Of course you can define a (just-arrow) category $\mathcal C$ like a partial algebra which consist of:
a set $\mathcal C$ (namely the set of arrows of your category), a set $D_\mathcal{C} \subseteq \mathcal C \times \mathcal C$ (the set of pair of composable arrows) and
a map $\circ \colon D_\mathcal{C} \to \mathcal C$, which is the composition for this "category".
In this structure we call identities all the elements $f \in \mathcal C$ such that for each $g,h \in \mathcal C$ with $(g,f),(f,h) \in D_\mathcal{C}$ we have $g\circ f=g$ and $f \circ h=h$.

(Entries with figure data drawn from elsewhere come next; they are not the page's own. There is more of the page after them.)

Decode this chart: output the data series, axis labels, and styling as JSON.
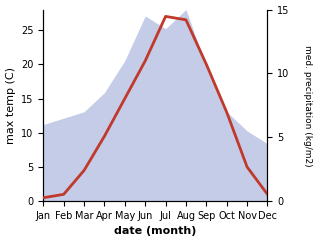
{
  "months": [
    "Jan",
    "Feb",
    "Mar",
    "Apr",
    "May",
    "Jun",
    "Jul",
    "Aug",
    "Sep",
    "Oct",
    "Nov",
    "Dec"
  ],
  "temperature": [
    0.5,
    1.0,
    4.5,
    9.5,
    15.0,
    20.5,
    27.0,
    26.5,
    20.0,
    13.0,
    5.0,
    1.0
  ],
  "precipitation": [
    6.0,
    6.5,
    7.0,
    8.5,
    11.0,
    14.5,
    13.5,
    15.0,
    10.5,
    7.0,
    5.5,
    4.5
  ],
  "temp_color": "#c0392b",
  "precip_fill_color": "#c5cce8",
  "ylabel_left": "max temp (C)",
  "ylabel_right": "med. precipitation (kg/m2)",
  "xlabel": "date (month)",
  "ylim_left": [
    0,
    28
  ],
  "ylim_right": [
    0,
    15
  ],
  "label_fontsize": 8,
  "tick_fontsize": 7,
  "right_yticks": [
    0,
    5,
    10,
    15
  ],
  "left_yticks": [
    0,
    5,
    10,
    15,
    20,
    25
  ]
}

The composition have to satisfy the following axioms:
*for each triple $h,g,f \in \mathcal C$ we have that these three statements are equivalent:
$(g,f) \in D_\mathcal{C}$ and $(h,g\circ f) \in D_\mathcal{C}$
$(h,g) \in D_\mathcal{C}$ and $(h\circ g, f) \in D_\mathcal{C}$
$(h,g) \in D_\mathcal{C}$ and $(g,f) \in D_\mathcal{C}$
and in this case the equality $h\circ(g \circ f)=(h \circ g) \circ f$ holds;
*for each $f \in \mathcal C$ there are two arrows $g,h \in \mathcal C$ which are identities such that $(f,g), (h,f) \in D$ and $f \circ g=f=h \circ f$.

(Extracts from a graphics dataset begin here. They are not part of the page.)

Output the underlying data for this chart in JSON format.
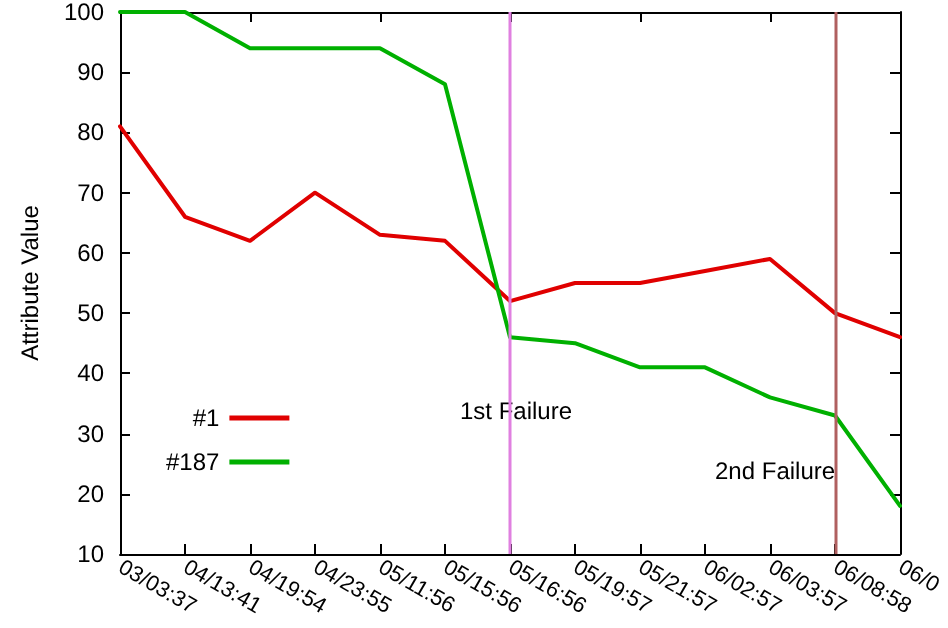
{
  "chart_data": {
    "type": "line",
    "ylabel": "Attribute Value",
    "categories": [
      "03/03:37",
      "04/13:41",
      "04/19:54",
      "04/23:55",
      "05/11:56",
      "05/15:56",
      "05/16:56",
      "05/19:57",
      "05/21:57",
      "06/02:57",
      "06/03:57",
      "06/08:58",
      "06/0"
    ],
    "series": [
      {
        "name": "#1",
        "color": "#e00000",
        "values": [
          81,
          66,
          62,
          70,
          63,
          62,
          52,
          55,
          55,
          57,
          59,
          50,
          46
        ]
      },
      {
        "name": "#187",
        "color": "#00b000",
        "values": [
          100,
          100,
          94,
          94,
          94,
          88,
          46,
          45,
          41,
          41,
          36,
          33,
          18
        ]
      }
    ],
    "ylim": [
      10,
      100
    ],
    "yticks": [
      10,
      20,
      30,
      40,
      50,
      60,
      70,
      80,
      90,
      100
    ],
    "ref_lines": [
      {
        "axis": "x",
        "value": "05/16:56",
        "label": "1st Failure",
        "color": "#e080e0"
      },
      {
        "axis": "x",
        "value": "06/08:58",
        "label": "2nd Failure",
        "color": "#b06060"
      }
    ],
    "legend": "bottom left",
    "grid": false,
    "marker": "none",
    "line_style": "solid"
  }
}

With these data you have a concept of category just-arrow.
With this definition of category a functor $F$ from the category $\mathcal C$ to the category $\mathcal D$ is just a function $F \colon \mathcal C \to \mathcal D$ between the sets of the arrows such that:
for each pair $f,g \in \mathcal C$ if $(g,f) \in D_\mathcal{C}$ then $(\mathcal F(g),\mathcal F(f)) \in D_\mathcal{D}$ and $\mathcal F(g \circ f)= \mathcal F(g) \circ \mathcal F(f)$;
for each identity $f \in \mathcal C$ also $\mathcal F(f)$ is an identity.
The category of just-arrow categories and functors between them is proven to be equivalent to $\mathbf{Cat}$, the category of (ordinary) categories and functors between them.